Thanks to the halfheartedness of Solomon's melee, Heritage High School in Conyers, Ga., was not "another Littleton." No one died in Conyers, and thankfully only six students were injured. All are expected to recover fully. But if it was less bloody, the latest shooting was equally frightening in another way: coming a month to the day after the massacre at Columbine High, it hinted that school violence might now become...routine.
Just as drive-by shootings and other youth violence became a quotidian feature of inner-city life in the 1980s, the episode in Conyers suggested that we may have crossed a threshold at the close of the 1990s. We have suspected for some time that our young people suffer more depression and other mental illness than any previous generation. Perhaps we are now seeing the proof--and the long-term results.
Classmates say Solomon, whom most people call T.J., came to school on Thursday morning bearing the weight of a break-up with his girlfriend and wearing a determined stare. Stacey Singleton, a junior at Heritage, calls it a "hate look," scary enough that when she spotted Solomon and his rifle as he entered the school, she tried to melt into a phone stall she was using. "I just gripped the phone and knew that something really, really bad was going to start," she says.

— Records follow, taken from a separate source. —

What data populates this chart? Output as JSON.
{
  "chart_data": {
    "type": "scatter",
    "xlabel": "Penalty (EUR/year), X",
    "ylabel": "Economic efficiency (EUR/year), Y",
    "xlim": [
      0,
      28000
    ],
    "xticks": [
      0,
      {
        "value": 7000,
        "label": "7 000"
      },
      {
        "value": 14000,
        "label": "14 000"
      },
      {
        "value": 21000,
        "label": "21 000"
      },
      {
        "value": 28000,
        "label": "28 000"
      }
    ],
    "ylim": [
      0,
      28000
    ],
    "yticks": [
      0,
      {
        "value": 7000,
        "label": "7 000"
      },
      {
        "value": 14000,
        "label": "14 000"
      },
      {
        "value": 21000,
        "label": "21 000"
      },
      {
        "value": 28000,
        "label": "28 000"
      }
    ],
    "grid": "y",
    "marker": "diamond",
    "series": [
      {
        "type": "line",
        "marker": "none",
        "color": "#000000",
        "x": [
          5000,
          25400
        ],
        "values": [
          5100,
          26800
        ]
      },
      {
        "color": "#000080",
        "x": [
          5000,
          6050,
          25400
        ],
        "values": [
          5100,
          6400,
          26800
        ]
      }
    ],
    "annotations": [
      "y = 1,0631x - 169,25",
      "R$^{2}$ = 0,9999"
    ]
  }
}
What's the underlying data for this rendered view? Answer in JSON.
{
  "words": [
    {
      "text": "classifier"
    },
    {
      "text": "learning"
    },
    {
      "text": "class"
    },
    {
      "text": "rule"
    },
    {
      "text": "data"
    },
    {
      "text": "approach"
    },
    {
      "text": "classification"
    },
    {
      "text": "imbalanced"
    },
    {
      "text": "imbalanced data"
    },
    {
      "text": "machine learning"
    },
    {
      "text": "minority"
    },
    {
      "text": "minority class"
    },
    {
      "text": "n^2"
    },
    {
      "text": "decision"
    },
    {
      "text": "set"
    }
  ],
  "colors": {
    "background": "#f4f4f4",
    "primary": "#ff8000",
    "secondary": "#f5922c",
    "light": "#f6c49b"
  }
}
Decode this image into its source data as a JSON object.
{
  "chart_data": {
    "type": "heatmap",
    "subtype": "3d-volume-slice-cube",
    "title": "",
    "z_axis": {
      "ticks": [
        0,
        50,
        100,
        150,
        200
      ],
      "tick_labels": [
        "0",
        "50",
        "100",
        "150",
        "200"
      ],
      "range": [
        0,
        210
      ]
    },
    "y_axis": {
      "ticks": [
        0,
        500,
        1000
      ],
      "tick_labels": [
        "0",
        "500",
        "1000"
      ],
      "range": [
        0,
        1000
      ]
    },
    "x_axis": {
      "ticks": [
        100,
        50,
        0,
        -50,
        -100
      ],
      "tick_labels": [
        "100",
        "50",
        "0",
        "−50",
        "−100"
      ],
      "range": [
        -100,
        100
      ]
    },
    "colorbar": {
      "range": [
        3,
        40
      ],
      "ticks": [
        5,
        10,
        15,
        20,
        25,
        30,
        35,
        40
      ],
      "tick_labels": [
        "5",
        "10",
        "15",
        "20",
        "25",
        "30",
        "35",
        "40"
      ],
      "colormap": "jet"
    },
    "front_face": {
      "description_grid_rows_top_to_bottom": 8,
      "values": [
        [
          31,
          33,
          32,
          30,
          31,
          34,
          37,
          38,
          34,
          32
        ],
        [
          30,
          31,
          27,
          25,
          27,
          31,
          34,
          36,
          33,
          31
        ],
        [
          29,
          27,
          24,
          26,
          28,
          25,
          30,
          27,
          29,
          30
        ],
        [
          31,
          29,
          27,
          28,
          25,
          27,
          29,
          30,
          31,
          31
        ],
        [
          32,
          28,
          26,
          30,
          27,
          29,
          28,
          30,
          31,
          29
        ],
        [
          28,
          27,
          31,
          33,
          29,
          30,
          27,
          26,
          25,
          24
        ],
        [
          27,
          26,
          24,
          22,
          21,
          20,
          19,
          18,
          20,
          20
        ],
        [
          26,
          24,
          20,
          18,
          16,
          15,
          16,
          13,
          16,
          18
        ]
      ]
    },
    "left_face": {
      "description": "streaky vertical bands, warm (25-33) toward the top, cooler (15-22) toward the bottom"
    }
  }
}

Heritage students thought the first shots from Solomon's rifle were firecrackers, just like the ones used in last year's senior prank. Solomon maintained a dazed expression as he began randomly firing into the school's indoor commons. "He wasn't aiming," says junior Ryan Rosa, one of his victims. "He was holding it down low... He was not chasing people." In other words, Solomon went about his work almost reluctantly, shooting literally from the hip with a pump-action sport gun.
Since the Littleton shootings, Rosa had thought about what he would do if something similar happened at his school. "I thought I'd be a hero--tackle the gunman and wrestle him down," he said. In the event, though, "what I did was run." Rosa was still wondering whether T.J. was using a cap gun when he felt a sting in his leg. He joined the fleeing crowd, ending up in a science lab with other students for several very long minutes.
Solomon's shooting ended quickly. Typically, the rifle model he used can fire about a dozen rounds without reloading, and students say he fired about that many shots. They discovered evidence in the boy's bedroom showing he had contemplated the devastation: printouts of bomb recipes, notes on where to plant explosives at the school and rantings about his despair. Solomon wounded six students in all, only one seriously: sophomore Stephanie Laster, who had just stood up from a cafeteria table where she was chatting with a teacher and a girlfriend about a missionary trip she was planning for next month.